Member of the Provincial Assembly of the Punjab
- In office 21 July 2022 – 14 January 2023
- Preceded by: Saeed Akbar Khan
- Constituency: PP-90 Bhakkar-II

Personal details
- Born: November 8, 1963 (age 62) Mianwali, Punjab, Pakistan
- Party: PTI (2022-present)
- Other political affiliations: PMLN (2018-2022)
- Relations: Inamullah Niazi (brother) Najeebullah Khan Niazi (brother) Hafeez Ullah Niazi (brother) Imran Khan (cousin)
- Education: University of the Punjab, Lahore
- Profession: Businessman and Agriculturist

= Irfan Ullah Khan Niazi =

Pakistani politician

Irfan Ullah Khan Niazi is a Pakistani politician who had been a member of the Punjab Assembly from July 2022 till January 2023. He won a by-election on 17 July 2022, for the seat vacated by Saeed Akbar Khan and took oath as a Member of the Punjab Assembly on 21 July 2022. He served as the Parliamentary Secretary for Irrigation from September 2022 to January 2023.

== Early and personal life ==
Niazi was born in Mianwali on 8 November 1963 and graduated from the University of Punjab in Lahore.
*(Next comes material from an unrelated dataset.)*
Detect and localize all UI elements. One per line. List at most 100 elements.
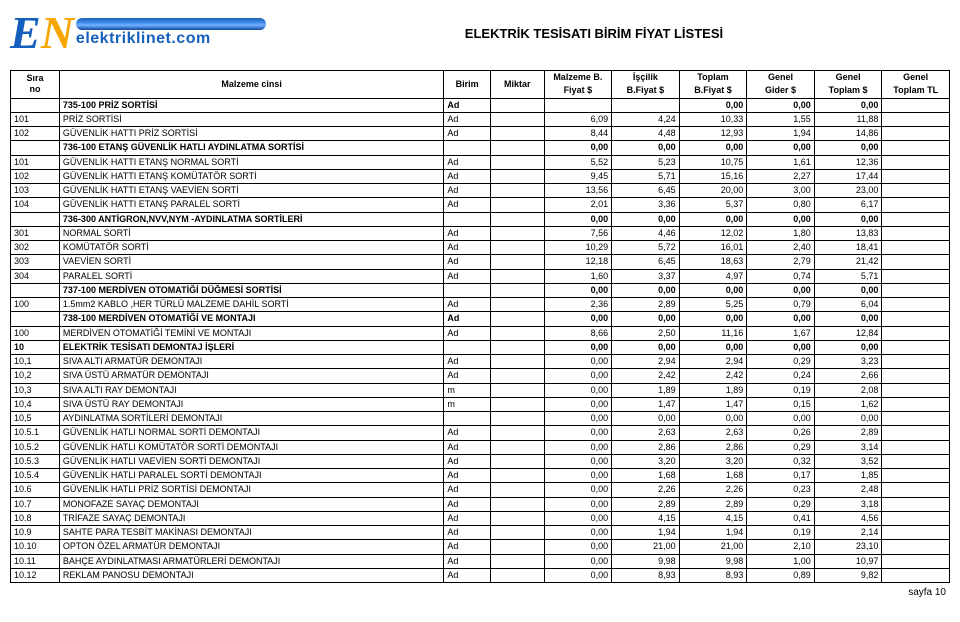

He is a businessman and an agriculturist.

His brother Inamullah Khan Niazi served as a Member of the Punjab Assembly (MPA) from 1993 to 1996 and 2014 to 2018 and as a Member of the National Assembly from 1997 to 1999. Another brother, Najeebullah Khan Niazi, was an MPA from 1997 to 1999 and 2013 to 2014.

== Political career ==
He contested the 2018 Punjab provincial election from PP-90 Bhakkar-II as a candidate of the Pakistan Muslim League (N) (PML(N), but was unsuccessful. He received 45,026 votes and was defeated by Saeed Akbar Khan, an independent candidate.

He was elected to the Provincial Assembly of the Punjab from PP-90 Bhakkar-II as a candidate of the Pakistan Tehreek-e-Insaf (PTI) in the July 2022 Punjab provincial by-election. He received 78,986 votes and defeated Saeed Akbar Khan, a candidate of the PML(N).